Clinical and Epidemiological Features
Because of its relative rarity, male breast cancer has not been studied as extensively as female breast cancer. Male breast cancer is an uncommon tumour in Western countries, accounting for less than 1 % of all breast cancers and less than 1 % of all malignancies in males. The ratio of male to female breast cancer is approximately 1:100 in the United States.
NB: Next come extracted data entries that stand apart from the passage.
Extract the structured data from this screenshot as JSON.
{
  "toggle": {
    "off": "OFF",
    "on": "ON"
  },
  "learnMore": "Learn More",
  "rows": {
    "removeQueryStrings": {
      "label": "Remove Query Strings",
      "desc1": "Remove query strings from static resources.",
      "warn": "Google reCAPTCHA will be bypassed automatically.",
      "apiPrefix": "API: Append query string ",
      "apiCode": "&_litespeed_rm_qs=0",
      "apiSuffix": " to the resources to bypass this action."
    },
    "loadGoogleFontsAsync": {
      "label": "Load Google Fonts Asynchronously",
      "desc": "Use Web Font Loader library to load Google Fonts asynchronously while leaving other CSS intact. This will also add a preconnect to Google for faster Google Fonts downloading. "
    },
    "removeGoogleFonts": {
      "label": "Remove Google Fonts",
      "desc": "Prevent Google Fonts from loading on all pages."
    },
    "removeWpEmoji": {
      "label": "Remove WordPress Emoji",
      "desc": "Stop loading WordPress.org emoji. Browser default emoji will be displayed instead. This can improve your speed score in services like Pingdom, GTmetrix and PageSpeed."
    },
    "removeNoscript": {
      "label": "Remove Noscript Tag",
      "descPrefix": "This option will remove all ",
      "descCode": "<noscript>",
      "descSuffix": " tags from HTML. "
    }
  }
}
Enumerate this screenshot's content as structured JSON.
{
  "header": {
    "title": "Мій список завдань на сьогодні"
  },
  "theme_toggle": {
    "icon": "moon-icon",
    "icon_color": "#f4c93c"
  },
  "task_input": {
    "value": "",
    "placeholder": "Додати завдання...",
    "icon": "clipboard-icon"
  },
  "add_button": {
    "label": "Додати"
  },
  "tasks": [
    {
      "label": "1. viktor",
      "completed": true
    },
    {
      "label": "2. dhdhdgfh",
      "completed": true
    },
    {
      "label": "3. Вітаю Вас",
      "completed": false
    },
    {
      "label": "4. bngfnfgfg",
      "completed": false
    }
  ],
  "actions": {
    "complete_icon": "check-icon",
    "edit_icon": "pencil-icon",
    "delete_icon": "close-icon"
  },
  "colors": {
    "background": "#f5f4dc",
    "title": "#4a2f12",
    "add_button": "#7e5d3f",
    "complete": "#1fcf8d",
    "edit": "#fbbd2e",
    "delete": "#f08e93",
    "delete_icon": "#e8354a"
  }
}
According to the American Cancer Society, an estimated 2240 new cases of male breast cancers occur annually, and approximately 400 men die from breast cancer [22–24]. The incidence rate of male breast cancer is higher in African Americans than in whites, and it is higher in geographic regions where chronic liver disease due to infectious and neoplastic aetiologies is relatively higher than in Western countries [25–30]. In central Africa, breast cancer constitutes 5–6 % of all malignancies in males.
Risk factors for male breast cancer include family history of breast cancer, inherited gene mutations, Klinefelter syndrome, liver disease, increased sources of endogenous and exogenous oestrogen, obesity, occupational and environmental exposures, and radiation . Breast cancer risk is increased if other members of the family have had breast cancer. About one of five men with breast cancer has a close male or female relative with breast cancer. Men with a mutation in the BRCA2 gene have an increased risk of breast cancer. BRCA1 mutations can also increase the risk of male breast cancer, but the risk appears to be lower. Mutations in CHEK2 and PTEN genes may be responsible for some male breast cancers [29, 31–34]. Klinefelter syndrome is a congenital condition defined by chromosomal abnormality of XXY. Compared with other men, patients with this syndrome have lower levels of androgens and higher levels of oestrogens; for this reason, they often develop gynaecomastia. Men with Klinefelter syndrome have a 50-fold higher risk of developing breast cancer than men in the general population. Ionising radiation is a known risk factor for female breast cancers, and similarly, the risk of male breast cancer increases with exposure to chest radiation. The liver plays an important role in sex hormone metabolism by making binding proteins. These binding proteins affect hormonal activity. Men with severe liver disease such as cirrhosis have relatively low levels of androgens and higher levels of oestrogen, which lead to a higher rate of gynaecomastia as well as an increased risk of developing breast cancer. Men with occupational exposures to electromagnetic fields, gasoline fumes, or polyaromatic hydrocarbons have been reported as having a higher risk of developing breast cancer [22, 35].